Il abattit le bouton sur le bureau de son supérieur comme le pion d’un jeu.
— Ce bouton est un bouton du pantalon de Cendrini. Je l’ai trouvé dans l’arrière-boutique de la victime, non loin du cadavre… Je viens de vérifier, il appartient au pantalon que l’Italien portait cette nuit…
Ox prit le bouton et le fit sauter dans sa main.
— Hum, en effet, dit-il. Ça m’a l’air sérieux…
Il regarda Clay.
— Que comptez-vous faire ?
— J’ai convoqué ce type ici… Je vais enregistrer son témoignage en lui donnant l’impression que je n’ai pas le moindre soupçon contre lui. Ensuite je vais vérifier ses agissements. Cendrini est miséreux : s’il a fait le coup, il a de l’argent et le dépensera fatalement, vous ne croyez pas ?

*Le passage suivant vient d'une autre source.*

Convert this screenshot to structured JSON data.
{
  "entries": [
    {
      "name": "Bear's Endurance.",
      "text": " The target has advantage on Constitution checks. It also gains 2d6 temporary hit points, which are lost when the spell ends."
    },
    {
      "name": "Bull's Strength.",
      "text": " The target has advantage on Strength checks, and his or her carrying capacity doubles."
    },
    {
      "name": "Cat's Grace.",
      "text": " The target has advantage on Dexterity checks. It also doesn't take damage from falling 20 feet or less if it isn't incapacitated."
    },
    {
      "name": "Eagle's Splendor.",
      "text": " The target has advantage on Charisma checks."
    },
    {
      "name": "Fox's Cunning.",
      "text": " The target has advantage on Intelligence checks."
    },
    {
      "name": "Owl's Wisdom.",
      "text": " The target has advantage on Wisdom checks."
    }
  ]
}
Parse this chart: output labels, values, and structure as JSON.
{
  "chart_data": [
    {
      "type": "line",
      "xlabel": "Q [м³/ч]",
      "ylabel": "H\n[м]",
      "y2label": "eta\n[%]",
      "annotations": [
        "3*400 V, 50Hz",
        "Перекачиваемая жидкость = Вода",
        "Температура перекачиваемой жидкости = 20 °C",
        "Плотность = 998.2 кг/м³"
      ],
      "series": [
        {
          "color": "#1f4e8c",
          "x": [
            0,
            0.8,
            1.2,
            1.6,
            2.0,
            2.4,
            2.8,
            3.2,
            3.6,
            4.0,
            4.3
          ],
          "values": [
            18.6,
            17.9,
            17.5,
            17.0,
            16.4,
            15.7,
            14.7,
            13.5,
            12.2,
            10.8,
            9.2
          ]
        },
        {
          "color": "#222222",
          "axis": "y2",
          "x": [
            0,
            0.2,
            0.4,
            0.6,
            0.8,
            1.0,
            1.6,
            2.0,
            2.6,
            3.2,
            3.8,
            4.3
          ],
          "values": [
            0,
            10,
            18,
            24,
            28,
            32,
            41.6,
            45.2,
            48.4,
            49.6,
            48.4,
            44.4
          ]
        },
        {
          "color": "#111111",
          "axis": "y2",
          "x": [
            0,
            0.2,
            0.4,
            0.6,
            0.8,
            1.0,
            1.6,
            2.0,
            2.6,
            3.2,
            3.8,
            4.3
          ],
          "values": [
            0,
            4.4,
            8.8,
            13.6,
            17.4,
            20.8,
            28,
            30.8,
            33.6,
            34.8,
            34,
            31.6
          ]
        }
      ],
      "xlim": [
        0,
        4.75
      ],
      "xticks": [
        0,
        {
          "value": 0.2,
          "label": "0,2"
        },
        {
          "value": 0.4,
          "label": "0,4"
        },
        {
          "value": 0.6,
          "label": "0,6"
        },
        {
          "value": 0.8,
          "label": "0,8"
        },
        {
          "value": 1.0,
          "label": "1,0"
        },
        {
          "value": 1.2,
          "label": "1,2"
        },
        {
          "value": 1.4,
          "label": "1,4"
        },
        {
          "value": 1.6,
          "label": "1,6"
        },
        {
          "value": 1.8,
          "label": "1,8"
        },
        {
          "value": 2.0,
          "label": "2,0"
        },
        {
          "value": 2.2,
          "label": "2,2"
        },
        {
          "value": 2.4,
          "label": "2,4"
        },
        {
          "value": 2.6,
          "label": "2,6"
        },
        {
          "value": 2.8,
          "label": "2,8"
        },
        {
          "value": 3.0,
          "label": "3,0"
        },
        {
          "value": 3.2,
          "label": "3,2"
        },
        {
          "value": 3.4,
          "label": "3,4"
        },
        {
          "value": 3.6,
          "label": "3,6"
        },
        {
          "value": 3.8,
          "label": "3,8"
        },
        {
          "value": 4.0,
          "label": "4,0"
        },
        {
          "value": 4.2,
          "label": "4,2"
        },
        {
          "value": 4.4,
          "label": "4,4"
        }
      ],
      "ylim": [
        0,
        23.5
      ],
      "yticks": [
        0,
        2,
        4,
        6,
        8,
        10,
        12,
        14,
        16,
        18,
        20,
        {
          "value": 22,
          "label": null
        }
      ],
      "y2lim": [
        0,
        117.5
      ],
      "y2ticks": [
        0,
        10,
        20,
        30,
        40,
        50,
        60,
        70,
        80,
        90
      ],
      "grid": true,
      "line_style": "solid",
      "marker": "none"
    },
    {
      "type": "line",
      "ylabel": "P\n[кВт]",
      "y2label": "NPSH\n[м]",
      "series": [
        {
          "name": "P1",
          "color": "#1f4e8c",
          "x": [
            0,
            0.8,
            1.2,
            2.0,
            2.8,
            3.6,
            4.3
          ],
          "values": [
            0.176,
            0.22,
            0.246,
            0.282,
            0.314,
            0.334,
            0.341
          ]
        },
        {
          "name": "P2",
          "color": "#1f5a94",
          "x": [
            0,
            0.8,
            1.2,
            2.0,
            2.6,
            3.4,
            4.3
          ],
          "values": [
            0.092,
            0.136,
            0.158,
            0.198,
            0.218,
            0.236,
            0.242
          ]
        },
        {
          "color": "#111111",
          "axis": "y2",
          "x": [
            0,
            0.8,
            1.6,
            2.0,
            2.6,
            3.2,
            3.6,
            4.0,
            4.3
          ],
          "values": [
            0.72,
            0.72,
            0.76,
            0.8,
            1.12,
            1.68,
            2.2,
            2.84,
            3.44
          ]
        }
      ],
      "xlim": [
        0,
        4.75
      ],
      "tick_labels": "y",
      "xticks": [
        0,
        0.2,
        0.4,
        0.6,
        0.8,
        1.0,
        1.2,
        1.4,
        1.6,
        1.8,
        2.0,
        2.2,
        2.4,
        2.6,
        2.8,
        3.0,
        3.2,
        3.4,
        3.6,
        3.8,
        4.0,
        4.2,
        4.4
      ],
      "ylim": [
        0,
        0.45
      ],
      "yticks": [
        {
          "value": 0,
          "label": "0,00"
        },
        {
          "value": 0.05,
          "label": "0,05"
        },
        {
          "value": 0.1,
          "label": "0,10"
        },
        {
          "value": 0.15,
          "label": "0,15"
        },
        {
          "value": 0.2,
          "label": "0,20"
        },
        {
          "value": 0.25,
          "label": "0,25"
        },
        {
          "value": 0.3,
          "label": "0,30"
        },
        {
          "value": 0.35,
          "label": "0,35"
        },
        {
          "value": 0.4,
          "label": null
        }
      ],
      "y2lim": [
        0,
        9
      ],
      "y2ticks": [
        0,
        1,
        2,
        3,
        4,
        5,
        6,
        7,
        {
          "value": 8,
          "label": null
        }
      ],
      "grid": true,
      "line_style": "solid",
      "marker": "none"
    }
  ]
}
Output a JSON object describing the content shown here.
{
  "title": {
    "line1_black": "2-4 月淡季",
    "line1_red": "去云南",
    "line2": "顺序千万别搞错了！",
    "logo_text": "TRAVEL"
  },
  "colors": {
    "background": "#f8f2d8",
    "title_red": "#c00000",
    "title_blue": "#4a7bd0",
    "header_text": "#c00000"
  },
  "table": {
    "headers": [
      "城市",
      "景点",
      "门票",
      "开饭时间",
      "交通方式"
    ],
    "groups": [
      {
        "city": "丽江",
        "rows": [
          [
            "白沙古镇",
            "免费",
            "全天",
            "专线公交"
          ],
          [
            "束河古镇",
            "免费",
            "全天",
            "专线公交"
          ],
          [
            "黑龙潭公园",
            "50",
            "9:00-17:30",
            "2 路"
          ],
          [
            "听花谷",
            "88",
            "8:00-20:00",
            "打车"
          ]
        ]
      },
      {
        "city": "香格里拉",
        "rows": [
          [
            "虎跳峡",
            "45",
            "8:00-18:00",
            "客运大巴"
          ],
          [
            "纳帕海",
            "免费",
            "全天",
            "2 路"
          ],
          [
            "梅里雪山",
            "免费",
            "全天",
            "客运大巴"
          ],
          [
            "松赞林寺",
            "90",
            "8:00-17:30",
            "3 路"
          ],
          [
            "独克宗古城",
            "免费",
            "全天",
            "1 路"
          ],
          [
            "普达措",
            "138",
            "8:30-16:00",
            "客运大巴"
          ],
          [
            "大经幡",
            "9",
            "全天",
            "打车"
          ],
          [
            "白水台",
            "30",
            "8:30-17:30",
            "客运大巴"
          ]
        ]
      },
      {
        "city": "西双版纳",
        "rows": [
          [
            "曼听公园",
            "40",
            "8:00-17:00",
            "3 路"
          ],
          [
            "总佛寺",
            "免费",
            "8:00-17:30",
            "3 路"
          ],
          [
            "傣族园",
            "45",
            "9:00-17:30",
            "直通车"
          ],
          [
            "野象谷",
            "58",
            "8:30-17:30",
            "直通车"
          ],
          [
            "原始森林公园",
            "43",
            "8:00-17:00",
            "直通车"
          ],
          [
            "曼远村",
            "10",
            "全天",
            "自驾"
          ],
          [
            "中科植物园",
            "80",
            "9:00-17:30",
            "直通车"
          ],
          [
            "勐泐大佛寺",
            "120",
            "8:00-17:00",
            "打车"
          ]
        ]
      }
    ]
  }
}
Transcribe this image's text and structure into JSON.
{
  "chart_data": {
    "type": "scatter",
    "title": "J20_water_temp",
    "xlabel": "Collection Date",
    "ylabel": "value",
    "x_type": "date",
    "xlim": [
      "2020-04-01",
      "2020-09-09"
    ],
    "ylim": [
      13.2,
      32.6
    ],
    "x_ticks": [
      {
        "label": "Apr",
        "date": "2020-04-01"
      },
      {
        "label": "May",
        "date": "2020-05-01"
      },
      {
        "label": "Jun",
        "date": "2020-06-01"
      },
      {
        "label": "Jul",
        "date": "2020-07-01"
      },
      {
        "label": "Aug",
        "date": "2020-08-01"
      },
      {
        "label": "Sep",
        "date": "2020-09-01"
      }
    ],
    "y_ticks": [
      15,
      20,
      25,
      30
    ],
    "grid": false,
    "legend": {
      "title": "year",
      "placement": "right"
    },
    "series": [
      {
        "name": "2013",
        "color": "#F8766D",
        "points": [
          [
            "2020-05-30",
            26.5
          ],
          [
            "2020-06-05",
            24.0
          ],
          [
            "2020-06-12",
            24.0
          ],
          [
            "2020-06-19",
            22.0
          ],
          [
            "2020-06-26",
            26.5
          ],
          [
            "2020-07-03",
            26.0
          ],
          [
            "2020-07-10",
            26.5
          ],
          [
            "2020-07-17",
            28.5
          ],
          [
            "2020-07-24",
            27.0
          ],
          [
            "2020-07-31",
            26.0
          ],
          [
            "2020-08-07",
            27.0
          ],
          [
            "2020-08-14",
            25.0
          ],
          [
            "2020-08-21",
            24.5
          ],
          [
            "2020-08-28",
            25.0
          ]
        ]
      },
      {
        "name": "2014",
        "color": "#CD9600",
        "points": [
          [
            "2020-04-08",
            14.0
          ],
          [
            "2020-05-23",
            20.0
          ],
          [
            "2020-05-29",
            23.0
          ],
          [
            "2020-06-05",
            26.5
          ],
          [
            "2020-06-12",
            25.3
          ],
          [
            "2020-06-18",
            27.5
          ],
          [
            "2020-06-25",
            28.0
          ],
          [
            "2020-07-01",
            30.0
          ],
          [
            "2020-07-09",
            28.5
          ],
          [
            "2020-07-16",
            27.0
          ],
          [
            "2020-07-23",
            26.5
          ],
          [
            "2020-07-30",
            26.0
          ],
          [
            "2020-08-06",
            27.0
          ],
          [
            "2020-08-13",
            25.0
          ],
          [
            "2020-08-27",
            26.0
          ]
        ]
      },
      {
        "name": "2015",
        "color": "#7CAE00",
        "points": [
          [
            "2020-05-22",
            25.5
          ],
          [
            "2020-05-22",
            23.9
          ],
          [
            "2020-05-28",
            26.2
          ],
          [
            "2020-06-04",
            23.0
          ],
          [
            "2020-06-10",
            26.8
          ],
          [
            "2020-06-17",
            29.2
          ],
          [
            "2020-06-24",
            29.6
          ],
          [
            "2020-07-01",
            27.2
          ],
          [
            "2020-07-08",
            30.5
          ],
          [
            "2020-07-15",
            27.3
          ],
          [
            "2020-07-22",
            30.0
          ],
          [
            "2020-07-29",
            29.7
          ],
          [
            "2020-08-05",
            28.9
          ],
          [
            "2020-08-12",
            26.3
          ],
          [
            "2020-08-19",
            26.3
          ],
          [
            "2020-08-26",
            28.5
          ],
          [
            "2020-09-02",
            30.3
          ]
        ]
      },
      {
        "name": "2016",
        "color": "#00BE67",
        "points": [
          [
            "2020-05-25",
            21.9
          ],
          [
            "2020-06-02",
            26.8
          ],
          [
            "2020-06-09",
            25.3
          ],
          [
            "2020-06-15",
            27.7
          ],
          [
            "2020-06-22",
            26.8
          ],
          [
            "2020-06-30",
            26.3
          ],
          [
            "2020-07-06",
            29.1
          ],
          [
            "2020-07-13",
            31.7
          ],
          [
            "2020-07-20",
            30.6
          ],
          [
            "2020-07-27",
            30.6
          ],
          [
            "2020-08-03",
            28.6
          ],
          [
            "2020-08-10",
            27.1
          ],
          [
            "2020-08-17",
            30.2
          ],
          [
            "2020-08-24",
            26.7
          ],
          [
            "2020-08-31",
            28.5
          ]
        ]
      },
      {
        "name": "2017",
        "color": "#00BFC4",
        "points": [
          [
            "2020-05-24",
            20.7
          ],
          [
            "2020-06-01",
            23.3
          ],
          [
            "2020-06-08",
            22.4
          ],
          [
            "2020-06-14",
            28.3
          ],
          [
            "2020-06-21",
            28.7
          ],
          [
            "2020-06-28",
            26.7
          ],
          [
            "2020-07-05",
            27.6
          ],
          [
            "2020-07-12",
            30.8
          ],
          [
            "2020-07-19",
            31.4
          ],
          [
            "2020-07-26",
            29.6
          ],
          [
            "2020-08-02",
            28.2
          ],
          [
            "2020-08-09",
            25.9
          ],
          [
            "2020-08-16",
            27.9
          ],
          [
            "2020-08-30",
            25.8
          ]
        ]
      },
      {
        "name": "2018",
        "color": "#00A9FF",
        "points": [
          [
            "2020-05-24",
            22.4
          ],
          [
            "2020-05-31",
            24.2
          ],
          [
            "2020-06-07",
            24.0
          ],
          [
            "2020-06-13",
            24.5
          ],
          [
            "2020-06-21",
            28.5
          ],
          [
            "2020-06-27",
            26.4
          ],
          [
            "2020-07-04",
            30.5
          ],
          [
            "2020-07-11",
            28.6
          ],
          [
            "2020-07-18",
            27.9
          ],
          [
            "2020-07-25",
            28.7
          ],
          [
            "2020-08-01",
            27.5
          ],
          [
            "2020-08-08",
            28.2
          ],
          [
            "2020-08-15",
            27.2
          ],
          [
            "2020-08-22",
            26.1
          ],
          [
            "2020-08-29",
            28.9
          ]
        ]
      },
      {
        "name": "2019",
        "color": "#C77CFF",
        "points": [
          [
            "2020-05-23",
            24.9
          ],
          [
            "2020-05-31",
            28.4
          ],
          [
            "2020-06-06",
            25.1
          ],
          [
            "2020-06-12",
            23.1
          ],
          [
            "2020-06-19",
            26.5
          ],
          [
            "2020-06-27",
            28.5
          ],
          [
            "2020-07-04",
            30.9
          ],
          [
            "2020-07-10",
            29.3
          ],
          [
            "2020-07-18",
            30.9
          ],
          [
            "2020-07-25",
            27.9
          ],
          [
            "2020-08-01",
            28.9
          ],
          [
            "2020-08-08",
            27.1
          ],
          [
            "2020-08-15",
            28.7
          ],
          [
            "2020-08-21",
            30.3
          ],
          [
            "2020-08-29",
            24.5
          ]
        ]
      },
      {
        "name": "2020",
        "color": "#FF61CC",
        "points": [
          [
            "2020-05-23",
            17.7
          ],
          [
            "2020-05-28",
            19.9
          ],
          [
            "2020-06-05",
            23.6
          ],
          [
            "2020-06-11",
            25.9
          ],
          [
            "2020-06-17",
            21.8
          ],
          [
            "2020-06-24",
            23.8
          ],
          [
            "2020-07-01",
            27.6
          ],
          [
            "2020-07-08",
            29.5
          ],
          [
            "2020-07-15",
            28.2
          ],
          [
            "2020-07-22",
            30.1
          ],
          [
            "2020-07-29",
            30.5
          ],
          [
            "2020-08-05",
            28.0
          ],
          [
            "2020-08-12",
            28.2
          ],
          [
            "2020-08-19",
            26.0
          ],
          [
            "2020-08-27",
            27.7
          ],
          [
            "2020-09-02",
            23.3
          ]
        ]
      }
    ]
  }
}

— Ce que vous dites me paraît en effet plein de bon sens, admit le gros lieutenant.
— Heureux de votre approbation, chef, sourit Clay. Bon… Je vais en mettre un coup. Dites donc, ce serait un peu chouette si nous apportions l’assassin au gouverneur sur un plateau moins de vingt-quatre heures après le crime.
— Ce serait très bien, reconnut Ox. Mais allez-y doucement, mon garçon. Dites-vous bien que, dans notre métier plus que dans aucun autre, on risque de se tromper… Et quand on se trompe, chez nous, c’est plus grave qu’ailleurs, parce que des innocents écopent…
— Une vraie bible ambulante ! dit Clay.
À cet instant, on frappa à la porte du bureau vitré. L'un des inspecteurs salua et dit :
— Il y a là un métèque qui demande après Clay…
— C'est lui, souffla Clay. Bon, je me casse.
Ox le regarda s’éloigner, cracha sa purée de cigare et en alluma un autre…
Cendrini paraissait inquiet et prudent.
— Vous êtes allate chez moi, signor ? demanda-t-il.